Here is a fully in-place, allocation-free version which just uses a single loop (two passes over the data, since one is required to compute c). (I’ve verified that it gives the same results as the original code on random inputs.)

function compute_rhs!(udot, u, p, t)
    dx, = p
    dx⁻¹ = inv(dx)
    
    c = maximum(abs, u)  # Local sound speed
    local_ss_rb = max(abs(u[1]), abs(u[end]))
        
    f_cur = 0.5 * u[1]^2
    f̂_lb = 0.5 * (f_cur + 0.5 * u[end]^2) - 0.5 * local_ss_rb * (u[1] - u[end])
    f̂_prev = f̂_lb
    @inbounds for i = 1:length(udot)-1
        f_next = 0.5 * u[i+1]^2
        f̂_cur = 0.5 * ((f_cur+f_next) - c * (u[i+1]-u[i]))
        udot[i] = dx⁻¹ * (f̂_prev - f̂_cur)
        f̂_prev, f_cur = f̂_cur, f_next
    end
    f̂_rb = f̂_lb
    udot[end] = dx⁻¹ * (f̂_prev - f̂_rb)
end

(Note that in both Python3 and in Julia you can use as a variable name. No need to have variables named f_hat these days. If I wanted to be even fancier I could have used f̂ᵢ₋₁ instead of f̂_prev, etc.)

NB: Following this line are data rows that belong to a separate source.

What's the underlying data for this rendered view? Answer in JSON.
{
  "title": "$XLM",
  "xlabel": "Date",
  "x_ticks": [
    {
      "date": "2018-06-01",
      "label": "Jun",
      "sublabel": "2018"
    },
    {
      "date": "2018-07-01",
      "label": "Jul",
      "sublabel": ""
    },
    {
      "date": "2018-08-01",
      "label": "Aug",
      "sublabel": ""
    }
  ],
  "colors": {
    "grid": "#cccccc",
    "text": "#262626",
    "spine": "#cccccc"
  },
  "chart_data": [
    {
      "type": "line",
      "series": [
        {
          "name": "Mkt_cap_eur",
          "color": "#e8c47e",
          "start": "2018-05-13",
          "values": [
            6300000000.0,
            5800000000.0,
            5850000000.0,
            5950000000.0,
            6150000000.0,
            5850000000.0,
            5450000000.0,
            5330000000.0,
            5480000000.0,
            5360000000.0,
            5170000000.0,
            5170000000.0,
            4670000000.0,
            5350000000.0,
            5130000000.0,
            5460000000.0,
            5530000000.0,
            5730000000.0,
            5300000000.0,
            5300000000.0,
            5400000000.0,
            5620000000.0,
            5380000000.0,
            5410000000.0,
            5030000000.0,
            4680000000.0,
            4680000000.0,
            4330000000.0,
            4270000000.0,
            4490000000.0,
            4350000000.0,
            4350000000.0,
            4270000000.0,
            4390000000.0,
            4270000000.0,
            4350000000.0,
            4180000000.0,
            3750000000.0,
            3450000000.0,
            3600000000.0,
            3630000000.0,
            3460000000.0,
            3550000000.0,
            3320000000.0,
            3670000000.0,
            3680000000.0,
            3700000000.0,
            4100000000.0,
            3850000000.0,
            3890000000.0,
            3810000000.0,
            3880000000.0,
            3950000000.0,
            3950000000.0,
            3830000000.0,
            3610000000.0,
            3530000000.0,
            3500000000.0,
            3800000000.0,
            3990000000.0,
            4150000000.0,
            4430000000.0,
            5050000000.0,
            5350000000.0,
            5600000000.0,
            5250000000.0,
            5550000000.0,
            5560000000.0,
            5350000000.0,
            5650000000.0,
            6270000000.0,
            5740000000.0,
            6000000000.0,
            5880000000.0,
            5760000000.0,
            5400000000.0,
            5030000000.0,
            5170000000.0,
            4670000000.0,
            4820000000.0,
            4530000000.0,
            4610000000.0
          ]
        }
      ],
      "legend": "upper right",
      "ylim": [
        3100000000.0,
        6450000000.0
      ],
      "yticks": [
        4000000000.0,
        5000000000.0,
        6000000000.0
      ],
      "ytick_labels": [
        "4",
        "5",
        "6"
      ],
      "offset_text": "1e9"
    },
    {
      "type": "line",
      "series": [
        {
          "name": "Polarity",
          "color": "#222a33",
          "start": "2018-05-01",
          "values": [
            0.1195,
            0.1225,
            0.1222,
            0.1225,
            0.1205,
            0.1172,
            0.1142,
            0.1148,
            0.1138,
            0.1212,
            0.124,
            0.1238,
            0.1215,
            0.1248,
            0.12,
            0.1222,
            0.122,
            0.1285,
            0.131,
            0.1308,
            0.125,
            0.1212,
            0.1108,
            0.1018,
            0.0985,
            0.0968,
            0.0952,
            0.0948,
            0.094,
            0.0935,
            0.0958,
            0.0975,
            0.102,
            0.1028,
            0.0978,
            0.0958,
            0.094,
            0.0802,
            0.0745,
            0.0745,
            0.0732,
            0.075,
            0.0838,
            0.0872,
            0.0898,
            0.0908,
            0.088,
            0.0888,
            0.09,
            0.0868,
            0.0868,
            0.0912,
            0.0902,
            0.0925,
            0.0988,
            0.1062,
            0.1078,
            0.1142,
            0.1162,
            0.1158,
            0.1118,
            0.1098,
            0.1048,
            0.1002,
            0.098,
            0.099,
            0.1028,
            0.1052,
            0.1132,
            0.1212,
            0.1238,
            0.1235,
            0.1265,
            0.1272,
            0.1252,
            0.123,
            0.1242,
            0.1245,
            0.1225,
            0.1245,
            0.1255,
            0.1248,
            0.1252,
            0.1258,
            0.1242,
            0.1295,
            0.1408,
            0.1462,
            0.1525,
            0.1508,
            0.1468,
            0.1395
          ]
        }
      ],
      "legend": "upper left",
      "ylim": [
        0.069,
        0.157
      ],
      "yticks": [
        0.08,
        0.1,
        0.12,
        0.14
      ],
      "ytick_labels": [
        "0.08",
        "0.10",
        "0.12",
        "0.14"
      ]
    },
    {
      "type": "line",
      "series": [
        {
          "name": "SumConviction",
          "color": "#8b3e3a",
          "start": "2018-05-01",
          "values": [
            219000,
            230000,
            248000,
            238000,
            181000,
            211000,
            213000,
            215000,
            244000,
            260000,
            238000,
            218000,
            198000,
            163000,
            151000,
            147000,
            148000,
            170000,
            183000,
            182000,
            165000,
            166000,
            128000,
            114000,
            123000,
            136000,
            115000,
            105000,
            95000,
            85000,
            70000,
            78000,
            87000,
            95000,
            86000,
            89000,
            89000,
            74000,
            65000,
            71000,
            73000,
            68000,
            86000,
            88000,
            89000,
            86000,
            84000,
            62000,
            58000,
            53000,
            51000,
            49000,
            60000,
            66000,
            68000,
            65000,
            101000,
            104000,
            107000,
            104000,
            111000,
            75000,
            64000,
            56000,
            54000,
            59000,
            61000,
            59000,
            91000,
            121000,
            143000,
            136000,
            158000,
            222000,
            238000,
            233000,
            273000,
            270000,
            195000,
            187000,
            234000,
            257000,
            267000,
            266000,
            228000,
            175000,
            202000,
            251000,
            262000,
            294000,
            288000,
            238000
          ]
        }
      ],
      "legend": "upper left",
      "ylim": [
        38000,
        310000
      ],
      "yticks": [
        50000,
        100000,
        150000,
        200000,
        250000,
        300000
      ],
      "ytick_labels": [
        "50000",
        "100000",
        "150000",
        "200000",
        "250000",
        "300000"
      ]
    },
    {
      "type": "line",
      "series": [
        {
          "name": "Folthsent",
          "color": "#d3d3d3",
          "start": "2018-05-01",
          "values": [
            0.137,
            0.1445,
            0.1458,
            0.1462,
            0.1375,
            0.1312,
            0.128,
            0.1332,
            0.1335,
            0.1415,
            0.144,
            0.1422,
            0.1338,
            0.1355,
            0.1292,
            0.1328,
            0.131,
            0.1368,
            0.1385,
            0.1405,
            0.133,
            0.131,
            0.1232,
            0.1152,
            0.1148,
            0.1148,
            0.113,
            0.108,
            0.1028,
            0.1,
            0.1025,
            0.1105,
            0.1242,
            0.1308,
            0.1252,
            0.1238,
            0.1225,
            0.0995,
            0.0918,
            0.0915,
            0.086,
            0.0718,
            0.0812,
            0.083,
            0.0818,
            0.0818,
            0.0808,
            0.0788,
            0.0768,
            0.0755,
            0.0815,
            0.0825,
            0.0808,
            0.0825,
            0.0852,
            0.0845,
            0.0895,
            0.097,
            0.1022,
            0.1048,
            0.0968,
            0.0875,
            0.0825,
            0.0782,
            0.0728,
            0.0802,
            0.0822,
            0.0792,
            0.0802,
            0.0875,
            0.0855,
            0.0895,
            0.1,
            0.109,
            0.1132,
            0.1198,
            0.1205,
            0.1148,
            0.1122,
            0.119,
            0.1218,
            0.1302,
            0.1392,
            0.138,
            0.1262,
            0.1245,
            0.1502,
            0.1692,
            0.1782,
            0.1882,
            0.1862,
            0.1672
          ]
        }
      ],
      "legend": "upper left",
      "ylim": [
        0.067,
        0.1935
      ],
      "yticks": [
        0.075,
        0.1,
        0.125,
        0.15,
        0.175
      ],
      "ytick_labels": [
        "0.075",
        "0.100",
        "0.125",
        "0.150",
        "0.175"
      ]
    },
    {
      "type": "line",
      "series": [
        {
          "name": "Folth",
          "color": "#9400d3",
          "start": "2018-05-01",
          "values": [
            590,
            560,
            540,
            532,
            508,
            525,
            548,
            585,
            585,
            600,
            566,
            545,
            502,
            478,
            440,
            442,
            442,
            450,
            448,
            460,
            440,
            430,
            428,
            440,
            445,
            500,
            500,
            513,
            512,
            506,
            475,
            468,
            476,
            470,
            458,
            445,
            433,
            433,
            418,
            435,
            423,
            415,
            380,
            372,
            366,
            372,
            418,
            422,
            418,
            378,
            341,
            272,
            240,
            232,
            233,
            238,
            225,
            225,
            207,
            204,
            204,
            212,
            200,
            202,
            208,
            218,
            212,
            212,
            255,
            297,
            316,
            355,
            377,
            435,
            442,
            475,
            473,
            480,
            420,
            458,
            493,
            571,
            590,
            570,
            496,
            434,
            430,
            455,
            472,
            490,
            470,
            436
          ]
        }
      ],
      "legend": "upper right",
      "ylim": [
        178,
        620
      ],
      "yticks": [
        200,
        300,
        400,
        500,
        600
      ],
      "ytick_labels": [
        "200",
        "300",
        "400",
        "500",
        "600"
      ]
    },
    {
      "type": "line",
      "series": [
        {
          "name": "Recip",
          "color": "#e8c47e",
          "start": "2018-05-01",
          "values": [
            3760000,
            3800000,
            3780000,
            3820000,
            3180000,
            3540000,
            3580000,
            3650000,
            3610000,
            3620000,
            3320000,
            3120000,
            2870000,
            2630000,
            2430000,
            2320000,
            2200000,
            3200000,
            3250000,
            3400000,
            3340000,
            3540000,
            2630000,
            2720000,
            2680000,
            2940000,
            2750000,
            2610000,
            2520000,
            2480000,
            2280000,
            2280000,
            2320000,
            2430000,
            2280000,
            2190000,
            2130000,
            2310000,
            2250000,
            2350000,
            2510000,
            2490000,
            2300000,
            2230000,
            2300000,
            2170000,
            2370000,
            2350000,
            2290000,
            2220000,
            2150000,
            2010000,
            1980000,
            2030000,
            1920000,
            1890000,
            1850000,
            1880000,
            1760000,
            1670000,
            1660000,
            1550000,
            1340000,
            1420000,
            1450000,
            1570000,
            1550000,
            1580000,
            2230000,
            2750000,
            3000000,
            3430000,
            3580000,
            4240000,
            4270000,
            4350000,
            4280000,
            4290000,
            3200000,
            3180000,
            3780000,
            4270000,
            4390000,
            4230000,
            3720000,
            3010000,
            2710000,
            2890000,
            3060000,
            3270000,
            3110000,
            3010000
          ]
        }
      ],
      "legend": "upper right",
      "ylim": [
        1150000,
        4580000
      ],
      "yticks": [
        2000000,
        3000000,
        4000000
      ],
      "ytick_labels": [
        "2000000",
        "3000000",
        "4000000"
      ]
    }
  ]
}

PS. Note that udot[2:end-1] = (-1.0 / dx) .* (f_plus .- f_minus) still allocates unless you use .=.

2 Likes
13

Hi @stevengj thank you for the suggested loop fusion (and also @inbounds that I was not aware of).

I was working on similar performance improvements and comparison with Python/NumPy + Numba (automated optimizer for Python), and I have noticed the following:

  • If I replace vector version of the code with each “vector expression” expanded in a loop, then Julia computes twice faster (0.74 sec vs 1.83 sec in my tests based on this problem (inviscid Burgers’ equation)
  • This performance is comparable with what Numba gives with similar expansion of the loops, actually Numba was a bit faster (0.74 sec Julia and 0.72 sec Numba)
  • When I do loop fusion + @inbounds as suggested by @stevengj in the previous message, then Julia becomes twice faster (0.34 sec vs 0.78 sec)
  • Numba with loop fusion significantly lags behind Julia (0.34 sec Julia versus 0.50 sec Numba), although I did not find the way to disable bounds checking in Numba
14

Probably you got rid of some temporaries; you can generally achieve the same thing by judicious use of dots and views.

The fully fused version is harder to automate well because I had to introduce some inter-iteration dependencies to avoid computing f and f_hat twice. I doubt Numba can do this automatically? You can try removing the inbounds… it probably only helps a little.